El fotógrafo británico ejemplifica a la perfección la figura del fotógrafo que aúna en difícil equilibrio la faceta profesional, el trabajo de encargo dentro de la fotografía de modas y publicitaria, con la configuración de un estilo personal, la recurrente –y a veces obsesiva- noción del “autor”, de un creador personal y diferenciado, como siglos atrás había sido aceptado para los artistas plásticos. Antes que Duffy, otros nombres, como Adolf de Meyer o Martin Munkacsi, habían resuelto satisfactoriamente esta diatriba, el primero deudor todavía de procedimientos pictorialistas, con ampulosos decorados de estudio y una elegancia fríamente aristocrática, y el segundo, en los años treinta, contribuyendo a hacer más dinámicas las composiciones, de acuerdo a un sentido más jovial y optimista, sacando a las modelos a espacios exteriores. Mucho deben los fotógrafos de los años sesenta (como Franco Rubartelli, William Silano, Bert Stern, Guy Bourdin, David Montgomery y el propio Brian Duffy) a Munkacsi. Leopoldo Pomés, que es un buen referente del fotógrafo de modas en España, coetáneo a Duffy, decía que un fotógrafo sólo era realmente importante cuando a través de su trabajo se le identificaba como autor[1]. No es de extrañar que surgiera este deseo de identificación en los años sesenta, acorde con las posiciones emanadas en la revista francesa Cahiers du Cinéma (de la mano de François Truffaut o Jean-Luc Godard, etc.), que propugnaban similares planteamientos para el director cinematográfico. Sin duda, se trata de uno de los puntales básicos que sustentó el cine (y la fotografía) de la modernidad. Michelangelo Antonioni, uno de los cineastas adscritos a esta renovación formal y conceptual del cine, ejemplo significativo de autor cinematográfico, en su película Blow Up (1966), protagonizada por un fotógrafo de modas, habla de esta situación que, no obstante, no aparece exenta de importantes intereses comerciales y de una no disimulada tendencia al “divismo[2]”.

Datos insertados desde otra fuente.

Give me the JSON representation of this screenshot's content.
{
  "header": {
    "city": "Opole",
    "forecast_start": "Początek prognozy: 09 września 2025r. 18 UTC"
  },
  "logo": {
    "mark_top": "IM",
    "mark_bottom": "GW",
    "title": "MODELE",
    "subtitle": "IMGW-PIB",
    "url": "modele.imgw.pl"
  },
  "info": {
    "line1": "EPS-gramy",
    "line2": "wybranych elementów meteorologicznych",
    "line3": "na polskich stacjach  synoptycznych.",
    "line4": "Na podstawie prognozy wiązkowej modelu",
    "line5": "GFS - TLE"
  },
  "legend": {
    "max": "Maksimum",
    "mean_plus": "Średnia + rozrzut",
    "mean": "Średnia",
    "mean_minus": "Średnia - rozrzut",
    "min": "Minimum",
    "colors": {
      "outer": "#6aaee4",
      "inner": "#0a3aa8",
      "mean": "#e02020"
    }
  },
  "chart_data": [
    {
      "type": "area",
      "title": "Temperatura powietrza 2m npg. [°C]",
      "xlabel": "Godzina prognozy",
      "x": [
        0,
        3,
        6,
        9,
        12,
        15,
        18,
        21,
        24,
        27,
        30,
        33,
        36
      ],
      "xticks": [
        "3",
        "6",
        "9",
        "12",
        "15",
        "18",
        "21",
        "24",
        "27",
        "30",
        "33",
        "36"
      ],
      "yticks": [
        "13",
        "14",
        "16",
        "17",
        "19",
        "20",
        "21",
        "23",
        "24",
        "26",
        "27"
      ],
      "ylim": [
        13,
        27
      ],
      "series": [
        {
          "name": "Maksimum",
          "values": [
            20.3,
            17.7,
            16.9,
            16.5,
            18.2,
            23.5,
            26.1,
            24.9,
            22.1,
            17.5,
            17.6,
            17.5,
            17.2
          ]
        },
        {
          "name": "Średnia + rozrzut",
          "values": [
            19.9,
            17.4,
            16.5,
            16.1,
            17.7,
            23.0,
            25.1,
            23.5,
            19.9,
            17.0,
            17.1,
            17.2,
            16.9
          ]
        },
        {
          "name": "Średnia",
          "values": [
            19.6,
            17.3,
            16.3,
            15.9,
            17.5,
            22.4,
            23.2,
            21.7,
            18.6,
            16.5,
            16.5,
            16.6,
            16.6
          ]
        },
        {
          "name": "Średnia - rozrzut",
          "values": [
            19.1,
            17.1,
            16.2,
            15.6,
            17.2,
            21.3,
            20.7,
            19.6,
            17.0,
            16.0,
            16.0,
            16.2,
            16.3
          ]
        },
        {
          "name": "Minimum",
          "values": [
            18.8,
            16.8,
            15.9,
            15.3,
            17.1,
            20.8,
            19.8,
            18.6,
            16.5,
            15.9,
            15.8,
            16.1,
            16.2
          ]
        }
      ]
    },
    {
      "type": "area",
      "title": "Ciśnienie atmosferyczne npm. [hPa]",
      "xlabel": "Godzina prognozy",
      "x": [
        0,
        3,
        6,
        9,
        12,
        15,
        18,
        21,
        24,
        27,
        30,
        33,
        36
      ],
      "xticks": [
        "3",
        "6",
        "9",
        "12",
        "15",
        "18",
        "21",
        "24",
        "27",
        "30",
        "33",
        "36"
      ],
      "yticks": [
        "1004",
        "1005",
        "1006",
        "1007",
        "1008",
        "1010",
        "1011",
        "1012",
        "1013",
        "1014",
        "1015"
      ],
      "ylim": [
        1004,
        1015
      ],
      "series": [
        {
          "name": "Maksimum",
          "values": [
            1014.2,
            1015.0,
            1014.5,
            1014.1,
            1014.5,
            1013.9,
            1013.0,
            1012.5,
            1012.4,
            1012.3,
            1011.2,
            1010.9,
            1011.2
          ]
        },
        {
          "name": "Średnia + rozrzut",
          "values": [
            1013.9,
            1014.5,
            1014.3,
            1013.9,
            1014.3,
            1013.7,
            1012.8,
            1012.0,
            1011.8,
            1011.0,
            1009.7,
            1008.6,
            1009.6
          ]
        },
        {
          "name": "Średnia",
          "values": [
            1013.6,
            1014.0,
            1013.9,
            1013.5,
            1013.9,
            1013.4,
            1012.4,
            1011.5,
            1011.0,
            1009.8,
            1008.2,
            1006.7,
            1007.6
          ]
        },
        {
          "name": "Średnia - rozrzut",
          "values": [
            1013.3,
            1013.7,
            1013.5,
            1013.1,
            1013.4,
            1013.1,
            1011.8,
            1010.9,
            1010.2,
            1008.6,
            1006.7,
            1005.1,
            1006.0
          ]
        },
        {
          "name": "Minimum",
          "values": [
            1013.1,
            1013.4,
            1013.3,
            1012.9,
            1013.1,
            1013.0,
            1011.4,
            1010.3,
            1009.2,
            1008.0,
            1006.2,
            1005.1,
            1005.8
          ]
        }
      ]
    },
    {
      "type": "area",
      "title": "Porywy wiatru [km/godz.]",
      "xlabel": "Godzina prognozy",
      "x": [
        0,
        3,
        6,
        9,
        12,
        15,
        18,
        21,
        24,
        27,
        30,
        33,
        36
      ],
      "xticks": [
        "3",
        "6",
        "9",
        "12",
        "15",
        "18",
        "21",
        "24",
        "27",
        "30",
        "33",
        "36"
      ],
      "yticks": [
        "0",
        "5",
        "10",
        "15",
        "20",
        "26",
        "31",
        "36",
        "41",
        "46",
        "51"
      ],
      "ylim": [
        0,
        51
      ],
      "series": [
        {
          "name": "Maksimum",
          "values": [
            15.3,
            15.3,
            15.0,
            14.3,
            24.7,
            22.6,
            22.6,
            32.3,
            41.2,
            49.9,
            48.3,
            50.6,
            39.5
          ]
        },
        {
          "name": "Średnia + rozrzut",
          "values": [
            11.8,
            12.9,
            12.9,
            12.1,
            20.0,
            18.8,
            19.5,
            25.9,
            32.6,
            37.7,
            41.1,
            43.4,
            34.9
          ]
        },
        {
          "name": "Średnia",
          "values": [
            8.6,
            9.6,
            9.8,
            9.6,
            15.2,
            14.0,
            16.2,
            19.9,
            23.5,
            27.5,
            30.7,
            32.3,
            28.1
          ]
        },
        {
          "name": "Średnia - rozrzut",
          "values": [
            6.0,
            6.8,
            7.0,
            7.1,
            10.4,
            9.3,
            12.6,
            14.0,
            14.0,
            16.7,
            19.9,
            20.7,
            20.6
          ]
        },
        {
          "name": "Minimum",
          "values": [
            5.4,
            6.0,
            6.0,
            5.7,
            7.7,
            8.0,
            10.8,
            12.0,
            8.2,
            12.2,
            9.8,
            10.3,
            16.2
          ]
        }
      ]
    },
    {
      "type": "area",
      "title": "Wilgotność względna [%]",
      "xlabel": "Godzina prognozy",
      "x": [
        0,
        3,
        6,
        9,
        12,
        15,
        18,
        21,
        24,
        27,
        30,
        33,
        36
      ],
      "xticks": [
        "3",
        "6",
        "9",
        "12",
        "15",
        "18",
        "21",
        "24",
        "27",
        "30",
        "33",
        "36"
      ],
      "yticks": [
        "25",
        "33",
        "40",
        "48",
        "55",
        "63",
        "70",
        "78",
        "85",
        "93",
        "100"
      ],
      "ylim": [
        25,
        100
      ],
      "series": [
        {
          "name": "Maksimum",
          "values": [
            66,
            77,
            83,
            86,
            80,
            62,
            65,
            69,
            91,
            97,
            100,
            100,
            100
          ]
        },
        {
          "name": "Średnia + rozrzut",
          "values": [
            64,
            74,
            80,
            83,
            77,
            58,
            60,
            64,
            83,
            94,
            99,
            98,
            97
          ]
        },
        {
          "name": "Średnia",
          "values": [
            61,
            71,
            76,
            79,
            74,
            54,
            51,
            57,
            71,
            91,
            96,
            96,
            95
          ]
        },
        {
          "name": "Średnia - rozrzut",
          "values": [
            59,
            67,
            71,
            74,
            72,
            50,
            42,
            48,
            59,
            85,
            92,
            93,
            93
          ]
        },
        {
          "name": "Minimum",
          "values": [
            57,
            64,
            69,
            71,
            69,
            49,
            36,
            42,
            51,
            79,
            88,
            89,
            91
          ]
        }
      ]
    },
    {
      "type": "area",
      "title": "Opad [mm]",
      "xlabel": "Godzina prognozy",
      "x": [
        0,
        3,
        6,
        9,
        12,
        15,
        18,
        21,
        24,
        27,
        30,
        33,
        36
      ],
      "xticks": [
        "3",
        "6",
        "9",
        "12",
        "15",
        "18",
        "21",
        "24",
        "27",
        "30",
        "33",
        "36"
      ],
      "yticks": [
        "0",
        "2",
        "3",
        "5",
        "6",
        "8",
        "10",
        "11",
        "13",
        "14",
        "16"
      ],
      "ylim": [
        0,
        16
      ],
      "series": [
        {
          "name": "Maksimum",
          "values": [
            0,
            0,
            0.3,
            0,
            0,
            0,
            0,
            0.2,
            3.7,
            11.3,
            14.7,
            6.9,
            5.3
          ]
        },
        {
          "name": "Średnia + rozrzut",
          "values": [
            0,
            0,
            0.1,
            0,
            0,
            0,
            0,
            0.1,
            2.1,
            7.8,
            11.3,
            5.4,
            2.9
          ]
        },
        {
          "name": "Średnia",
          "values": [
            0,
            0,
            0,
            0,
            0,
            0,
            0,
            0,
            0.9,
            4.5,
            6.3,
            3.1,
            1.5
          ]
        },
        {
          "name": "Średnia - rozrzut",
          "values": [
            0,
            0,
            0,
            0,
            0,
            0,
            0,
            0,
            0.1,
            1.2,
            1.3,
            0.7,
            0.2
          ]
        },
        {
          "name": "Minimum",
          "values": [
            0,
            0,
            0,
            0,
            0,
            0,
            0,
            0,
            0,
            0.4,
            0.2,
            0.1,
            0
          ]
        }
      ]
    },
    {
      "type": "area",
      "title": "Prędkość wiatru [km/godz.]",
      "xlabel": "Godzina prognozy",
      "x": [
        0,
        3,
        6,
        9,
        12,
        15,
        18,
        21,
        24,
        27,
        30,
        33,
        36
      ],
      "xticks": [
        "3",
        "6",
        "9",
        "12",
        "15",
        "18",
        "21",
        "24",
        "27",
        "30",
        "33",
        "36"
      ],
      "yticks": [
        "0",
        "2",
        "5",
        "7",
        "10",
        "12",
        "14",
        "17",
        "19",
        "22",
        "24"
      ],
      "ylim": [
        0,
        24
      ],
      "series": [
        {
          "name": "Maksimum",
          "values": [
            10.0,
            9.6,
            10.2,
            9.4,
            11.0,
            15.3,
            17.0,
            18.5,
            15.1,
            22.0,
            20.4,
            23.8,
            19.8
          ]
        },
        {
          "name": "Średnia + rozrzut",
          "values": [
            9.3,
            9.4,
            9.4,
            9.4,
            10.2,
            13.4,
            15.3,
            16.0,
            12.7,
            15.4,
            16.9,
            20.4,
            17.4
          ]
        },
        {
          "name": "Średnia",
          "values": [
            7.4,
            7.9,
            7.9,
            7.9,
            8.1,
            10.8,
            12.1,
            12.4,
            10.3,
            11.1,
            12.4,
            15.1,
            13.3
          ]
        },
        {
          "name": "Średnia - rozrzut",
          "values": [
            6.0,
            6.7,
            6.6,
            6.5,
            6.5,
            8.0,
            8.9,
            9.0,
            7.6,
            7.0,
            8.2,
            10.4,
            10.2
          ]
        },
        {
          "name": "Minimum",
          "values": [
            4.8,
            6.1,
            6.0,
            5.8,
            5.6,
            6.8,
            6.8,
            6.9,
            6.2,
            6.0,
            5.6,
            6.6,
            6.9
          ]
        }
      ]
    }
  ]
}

En relación con esto, la idea del autor en fotografía se emparenta bien con la figura del free lance. Una figura que actúa, en líneas generales, en libertad, de acuerdo a un criterio personal, interesadamente prestigiada por la firma comercial que lo contrata con fines (auto)promocionales, llegando a convertirse –el propio fotógrafo- en una “marca”, como eran los productos (referido no solamente a objetos, también a personas), que tenía que publicitar.

Lo que resulta innegable es la capacidad de estos nombres para la configuración de mitos, vinculados con el mundo del cine, la música, incluso de contextos tan alejados, aparentemente, del “glamour” como la política. Todos estos fotógrafos de la modernidad (empezando por Irving Penn o Richard Avedon, entre otros muchos) nos ofrecen una extensa galería de ¿retratos?, constituyendo un género en sí mismo, el de las “celebrities”. Mucha de su presencia no hubiera sido tal sin las re-presentaciones oficiadas por fotógrafos como Brian Duffy, que contribuyeron decisivamente a establecer una imagen específica con la que todos, hijos de los medios de comunicación de masas, asociamos un determinado periodo histórico y cultural.
Francisco Javier Lázaro Sebastián
Profesor Asociado de Historia del Arte
Universidad de Zaragoza

[1] Tomado de “Los hombres que fabrican deseos. Pomés, creador de mitos”, en Nuevo Fotogramas, nº 1016, 5 de abril de 1968, s/p.
[2] Véase al respecto, FONTCUBERTA, Joan, En “Estudio semiológico de la imagen fotográfica en los medios de comunicación de masas. La mitificación de la fotografía”, Nueva Lente, nº 58, diciembre de 1976, pp. 17-23.